To answer the last question first, Schrodinger's equation for an energy eigenstate is:

(\frac{-\hbar^2}{2m} \frac{\partial^2}{\partial x^2} + V(x)) \psi(x) = E \psi(x)

Obviously, if \psi(x) solves this equation, then so does \tilde{\psi}(x) \equiv C \psi(x) for any constant C. So we can choose \psi(x_0) to be anything at all, and solve the equation, then at the end, we can multiply by a constant C to make \int |\psi(x)|^2 dx = 1. So he's just saying it doesn't matter what choice we make for \psi(x_0).

As far as the details for his claim, I'm not sure what extra details you want. Mathematically, Schrodinger's equation implicitly gives a function \psi(x) = F(x,E,x_0, \psi_0,\psi'_0) that depends on 5 quantities: (1) x, of course, (2) the energy E, (3) x_0, your starting point, (4) \psi_0 \equiv \psi(x_0), the value at x=x_0, and (5) \psi'_0, the value of \psi' at x=x_0. Let's hold \psi_0 and x_0 fixed, so we get a function of three arguments: \psi(x) = F(x,E,\psi'_0). There are various ways to compute F, either numerically or in a power series.

Now, the first claim being made is that for almost all values of \psi'_0, lim_{x \rightarrow \infty} F(x,E,\psi'_0) = \infty. Only for one very specific value of \psi'_0 will it be the case that lim_{x \rightarrow \infty} F(x,E,\psi'_0) = 0. The author claims that that value is \psi'_0 = -\kappa \psi_0. So let's pick that value for \psi'_0

The second claim being made is that for almost all values of E, if \psi'_0 = -\kappa \psi_0, then lim_{x \rightarrow -\infty} F(x,E,\psi'_0) = \infty. An energy eigenvalue is some value of E such that lim_{x \rightarrow -\infty} F(x,E,\psi'_0) = 0 when \psi'_0 = -\kappa \psi_0.

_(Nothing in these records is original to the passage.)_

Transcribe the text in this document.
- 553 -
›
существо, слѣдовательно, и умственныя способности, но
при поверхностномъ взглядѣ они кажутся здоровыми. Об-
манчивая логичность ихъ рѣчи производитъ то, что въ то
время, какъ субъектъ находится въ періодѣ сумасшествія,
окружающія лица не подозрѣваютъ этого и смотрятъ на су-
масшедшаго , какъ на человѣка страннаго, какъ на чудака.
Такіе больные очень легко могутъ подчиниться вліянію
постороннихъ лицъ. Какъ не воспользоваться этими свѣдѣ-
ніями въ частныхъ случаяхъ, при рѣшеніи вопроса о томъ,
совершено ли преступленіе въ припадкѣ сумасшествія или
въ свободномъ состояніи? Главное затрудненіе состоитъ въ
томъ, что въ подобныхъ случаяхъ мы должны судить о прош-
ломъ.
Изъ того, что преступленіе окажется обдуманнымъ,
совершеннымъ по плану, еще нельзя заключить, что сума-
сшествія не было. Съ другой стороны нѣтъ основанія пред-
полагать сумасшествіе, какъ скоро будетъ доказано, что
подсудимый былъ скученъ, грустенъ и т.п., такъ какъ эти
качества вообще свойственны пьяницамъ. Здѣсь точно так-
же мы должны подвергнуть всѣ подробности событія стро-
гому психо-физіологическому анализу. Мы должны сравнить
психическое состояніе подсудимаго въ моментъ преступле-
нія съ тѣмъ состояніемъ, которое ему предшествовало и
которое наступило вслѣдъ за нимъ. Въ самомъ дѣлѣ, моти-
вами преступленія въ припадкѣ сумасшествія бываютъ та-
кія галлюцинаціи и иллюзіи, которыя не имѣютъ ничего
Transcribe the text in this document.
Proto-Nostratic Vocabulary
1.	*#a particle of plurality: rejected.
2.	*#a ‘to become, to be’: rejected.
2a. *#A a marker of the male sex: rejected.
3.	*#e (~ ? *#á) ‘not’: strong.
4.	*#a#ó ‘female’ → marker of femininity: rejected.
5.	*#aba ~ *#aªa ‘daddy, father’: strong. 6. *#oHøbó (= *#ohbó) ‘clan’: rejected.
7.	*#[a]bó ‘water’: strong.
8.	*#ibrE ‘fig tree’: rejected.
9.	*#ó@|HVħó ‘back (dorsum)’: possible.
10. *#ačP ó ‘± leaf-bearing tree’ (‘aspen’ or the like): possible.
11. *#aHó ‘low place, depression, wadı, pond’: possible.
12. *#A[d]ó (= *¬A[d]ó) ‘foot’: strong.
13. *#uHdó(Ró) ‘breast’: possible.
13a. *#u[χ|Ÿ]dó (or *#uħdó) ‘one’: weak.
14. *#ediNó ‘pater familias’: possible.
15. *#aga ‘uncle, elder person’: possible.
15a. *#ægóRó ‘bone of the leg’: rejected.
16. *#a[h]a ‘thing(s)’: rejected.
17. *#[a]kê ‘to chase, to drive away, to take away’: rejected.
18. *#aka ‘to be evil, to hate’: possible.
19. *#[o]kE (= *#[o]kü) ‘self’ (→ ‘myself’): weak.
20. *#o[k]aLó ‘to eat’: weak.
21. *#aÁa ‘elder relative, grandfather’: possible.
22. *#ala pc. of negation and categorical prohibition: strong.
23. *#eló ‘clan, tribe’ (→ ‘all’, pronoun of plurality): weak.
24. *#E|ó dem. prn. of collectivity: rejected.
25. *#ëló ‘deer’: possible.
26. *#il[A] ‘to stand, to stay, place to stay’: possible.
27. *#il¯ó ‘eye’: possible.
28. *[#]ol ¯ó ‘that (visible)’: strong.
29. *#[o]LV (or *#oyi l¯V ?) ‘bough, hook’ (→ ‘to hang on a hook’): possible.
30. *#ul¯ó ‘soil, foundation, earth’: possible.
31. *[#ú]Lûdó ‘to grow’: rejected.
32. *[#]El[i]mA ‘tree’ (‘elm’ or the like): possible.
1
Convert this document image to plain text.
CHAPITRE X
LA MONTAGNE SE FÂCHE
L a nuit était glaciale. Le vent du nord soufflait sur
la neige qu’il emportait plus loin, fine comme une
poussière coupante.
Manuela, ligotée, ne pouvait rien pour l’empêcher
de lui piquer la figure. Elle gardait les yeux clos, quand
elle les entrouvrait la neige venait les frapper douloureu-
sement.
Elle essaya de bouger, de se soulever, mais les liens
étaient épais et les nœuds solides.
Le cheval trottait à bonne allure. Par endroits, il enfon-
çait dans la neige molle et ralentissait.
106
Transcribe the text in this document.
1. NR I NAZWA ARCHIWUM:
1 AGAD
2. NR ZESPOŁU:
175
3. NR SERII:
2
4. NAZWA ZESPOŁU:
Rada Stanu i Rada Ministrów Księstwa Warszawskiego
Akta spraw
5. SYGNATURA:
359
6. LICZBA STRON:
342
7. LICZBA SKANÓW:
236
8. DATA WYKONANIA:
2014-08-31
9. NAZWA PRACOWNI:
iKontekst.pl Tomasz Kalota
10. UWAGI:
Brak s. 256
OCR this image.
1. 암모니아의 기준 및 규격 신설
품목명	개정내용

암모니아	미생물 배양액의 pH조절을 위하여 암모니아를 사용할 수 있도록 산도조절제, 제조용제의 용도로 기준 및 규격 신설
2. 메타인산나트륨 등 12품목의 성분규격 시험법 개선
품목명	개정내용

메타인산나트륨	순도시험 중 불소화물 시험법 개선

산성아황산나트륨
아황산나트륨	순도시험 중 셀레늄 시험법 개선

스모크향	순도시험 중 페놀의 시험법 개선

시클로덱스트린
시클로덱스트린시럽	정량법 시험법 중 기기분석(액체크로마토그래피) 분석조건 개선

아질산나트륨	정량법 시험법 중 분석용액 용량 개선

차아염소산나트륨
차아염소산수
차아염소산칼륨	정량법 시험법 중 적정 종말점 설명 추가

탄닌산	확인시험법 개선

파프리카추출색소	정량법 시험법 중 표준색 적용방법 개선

So if you are solving the Schrodinger equation numerically, then you could do it this way:

1. Fix x_0 and \psi_0
2. Make a guess for a starting value for E
3. Make a guess for a starting value for \psi'_0
   
4. Check if F(x,E,\psi'_0) blows up for x large and positive.
5. If so, adjust \psi'_0 and go back to 4.
6. If not, then check if F(x,E,\psi'_0) blows up for x large and negative.
7. If so, adjust E and go back to 3.
8. If not, then you've found an approximate eigenvalue.